What THIS Project Builds (Hermes-Focused)

Module 7 — Agent Skills (FULL)

Lab: Write Domain-Specific SKILL.md

4 track options, each participant picks one:

  1. SRE Track: EC2 health check skill — inputs (instance-id, region), 5+ CLI commands (aws ec2 describe-instances, CloudWatch get-metric-data, etc.), decision tree, escalation rules
  2. DevOps Track: Deployment safety check skill — pre-deploy validation, rollback criteria, canary checks
  3. DBA Track: RDS slow query investigation — pg_stat_statements analysis, index recommendations, parameter tuning suggestions
  4. Observability Track: Alert noise analyzer — dedup detection, correlation scoring, snooze recommendations

Reading Material:

  • SKILL.md format reference with annotated examples
  • Skill lifecycle: Design → Validate → Version → Deploy → Improve
  • How skills connect to agents (prompt injection, conditional loading)
  • Comparison: runbook wiki vs SKILL.md (why machine-readable matters)

What's built:

  • 4 complete SKILL.md reference implementations
  • Lab guide with step-by-step instructions
  • Reading material (markdown)

Module 8 — Wiring Tools to Agents (FULL)

Lab: Connect Tools and Set Safety Boundaries

Participants:

  1. Create a Hermes profile for their agent
  2. Write SOUL.md with agent identity and instructions
  3. Configure toolsets in config.yaml (terminal, web, file)
  4. Set up allowed/blocked command lists
  5. Attach their Module 7 skill
  6. Test agent against lab environment (or simulated infra)

Reading Material:

  • Three tool integration patterns: Direct CLI, CLI wrappers with safety, MCP servers
  • Safety configuration: allowed commands, blocked commands, credential protection
  • When to use CLI vs MCP (decision framework)
  • Writing custom tool wrappers (advanced)

What's built:

  • Profile template configs for each track
  • Safety config examples (allowed/blocked commands)
  • MCP server example for Kubernetes (optional)
  • Lab guide
  • Reading material

Module 10 — Build Project: Domain Agent (FULL — 3 Tracks)

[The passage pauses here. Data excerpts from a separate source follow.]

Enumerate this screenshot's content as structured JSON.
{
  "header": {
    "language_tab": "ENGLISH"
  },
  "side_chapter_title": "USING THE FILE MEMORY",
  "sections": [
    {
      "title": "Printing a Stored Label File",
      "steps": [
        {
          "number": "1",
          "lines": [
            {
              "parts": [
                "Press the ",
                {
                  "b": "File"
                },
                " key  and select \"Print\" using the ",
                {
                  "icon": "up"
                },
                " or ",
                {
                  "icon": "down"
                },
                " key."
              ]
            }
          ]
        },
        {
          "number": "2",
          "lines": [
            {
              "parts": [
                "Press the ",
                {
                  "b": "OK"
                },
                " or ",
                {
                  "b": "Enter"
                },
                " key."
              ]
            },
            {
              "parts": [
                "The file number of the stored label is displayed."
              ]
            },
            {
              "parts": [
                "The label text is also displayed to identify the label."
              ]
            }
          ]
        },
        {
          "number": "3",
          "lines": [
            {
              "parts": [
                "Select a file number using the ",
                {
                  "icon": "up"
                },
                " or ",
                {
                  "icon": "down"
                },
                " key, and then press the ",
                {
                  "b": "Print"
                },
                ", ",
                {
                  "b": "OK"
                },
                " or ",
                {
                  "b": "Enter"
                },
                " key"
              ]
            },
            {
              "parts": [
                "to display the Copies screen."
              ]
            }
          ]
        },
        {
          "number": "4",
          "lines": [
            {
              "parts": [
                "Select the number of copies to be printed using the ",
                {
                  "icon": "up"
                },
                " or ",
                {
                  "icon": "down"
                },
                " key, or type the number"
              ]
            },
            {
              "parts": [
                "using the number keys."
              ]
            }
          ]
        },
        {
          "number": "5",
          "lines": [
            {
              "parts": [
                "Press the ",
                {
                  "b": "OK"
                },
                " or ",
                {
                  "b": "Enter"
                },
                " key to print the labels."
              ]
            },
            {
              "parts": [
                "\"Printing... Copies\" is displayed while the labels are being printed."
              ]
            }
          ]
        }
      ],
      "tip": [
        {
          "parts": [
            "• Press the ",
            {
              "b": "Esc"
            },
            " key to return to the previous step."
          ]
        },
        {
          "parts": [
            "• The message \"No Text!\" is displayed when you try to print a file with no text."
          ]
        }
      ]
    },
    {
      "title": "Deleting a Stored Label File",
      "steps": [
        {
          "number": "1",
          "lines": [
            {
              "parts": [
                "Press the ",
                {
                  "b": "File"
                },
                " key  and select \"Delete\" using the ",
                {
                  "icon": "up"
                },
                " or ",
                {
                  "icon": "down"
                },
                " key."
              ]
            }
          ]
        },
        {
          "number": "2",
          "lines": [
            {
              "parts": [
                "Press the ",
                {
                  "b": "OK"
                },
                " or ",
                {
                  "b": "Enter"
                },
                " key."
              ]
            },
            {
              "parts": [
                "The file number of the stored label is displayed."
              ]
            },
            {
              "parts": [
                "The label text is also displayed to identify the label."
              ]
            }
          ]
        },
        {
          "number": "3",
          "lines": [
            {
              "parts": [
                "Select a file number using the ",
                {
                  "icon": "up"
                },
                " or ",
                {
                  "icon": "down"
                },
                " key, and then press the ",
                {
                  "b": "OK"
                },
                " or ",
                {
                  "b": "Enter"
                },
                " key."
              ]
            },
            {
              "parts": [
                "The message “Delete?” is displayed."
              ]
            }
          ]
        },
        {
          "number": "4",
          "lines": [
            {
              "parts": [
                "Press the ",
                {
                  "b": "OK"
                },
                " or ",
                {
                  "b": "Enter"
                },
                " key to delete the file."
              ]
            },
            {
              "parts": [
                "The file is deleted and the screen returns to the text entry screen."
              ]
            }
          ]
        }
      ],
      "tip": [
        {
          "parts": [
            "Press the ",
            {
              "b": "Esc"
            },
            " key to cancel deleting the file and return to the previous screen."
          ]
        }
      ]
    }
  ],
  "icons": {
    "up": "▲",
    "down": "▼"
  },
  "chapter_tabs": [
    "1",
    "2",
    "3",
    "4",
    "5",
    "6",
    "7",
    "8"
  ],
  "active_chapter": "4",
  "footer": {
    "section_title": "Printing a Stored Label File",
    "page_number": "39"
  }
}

Track A: Database Health & Tuning Agent

  • Connects to RDS PostgreSQL (or simulated)
  • Skills: slow query analysis, parameter tuning, connection pool monitoring
  • Tools: terminal (psql, aws rds), web (docs lookup)
  • Safety: read-only by default, parameter changes require approval
  • Simulated mode: mock pg_stat_statements output, mock CloudWatch metrics

Track B: Cost Anomaly & FinOps Agent

  • Queries AWS Cost Explorer (or simulated)
  • Skills: cost trend analysis, resource right-sizing, unused resource detection
  • Tools: terminal (aws ce, aws ec2), web (pricing lookups)
  • Safety: read-only, no resource modifications without approval
  • Simulated mode: mock Cost Explorer JSON, mock EC2 instance lists

Track C: Kubernetes Health & Self-Healing Agent

  • Monitors KIND cluster for pod issues
  • Skills: pod restart analysis, resource pressure detection, image pull troubleshooting
  • Tools: terminal (kubectl), web (K8s docs)
  • Safety: read-only diagnosis, mutations require approval
  • Works fully with local KIND cluster (no cloud needed)

What's built per track:

  • Complete agent profile (SOUL.md + config.yaml + skills/)
  • 2-3 domain SKILL.md files
  • Simulated infra data files (mock CLI responses)
  • Step-by-step lab guide
  • Reference implementation to compare against

Module 11 — Fleet Orchestration (FULL)

Lab: Combine Agents into Coordinated Fleet

Teams of 3 combine their Module 10 agents:

  1. Set up delegation between agents (subagent tool)
  2. Test with a cross-domain incident scenario
  3. Observe how coordinator delegates to specialists

Reading Material:

  • When single agents are insufficient
  • Fleet patterns: round-robin, skill-based, hierarchical
  • The manager pattern in Hermes: coordinator delegates via delegate_task
  • Shared memory and context across delegated agents

What's built:

  • Coordinator agent profile (manager pattern)
  • Cross-domain incident scenario (simulated)
  • Lab guide showing team exercise
  • Reading material

Module 12 — Triggers, Scheduling, Interface (FULL)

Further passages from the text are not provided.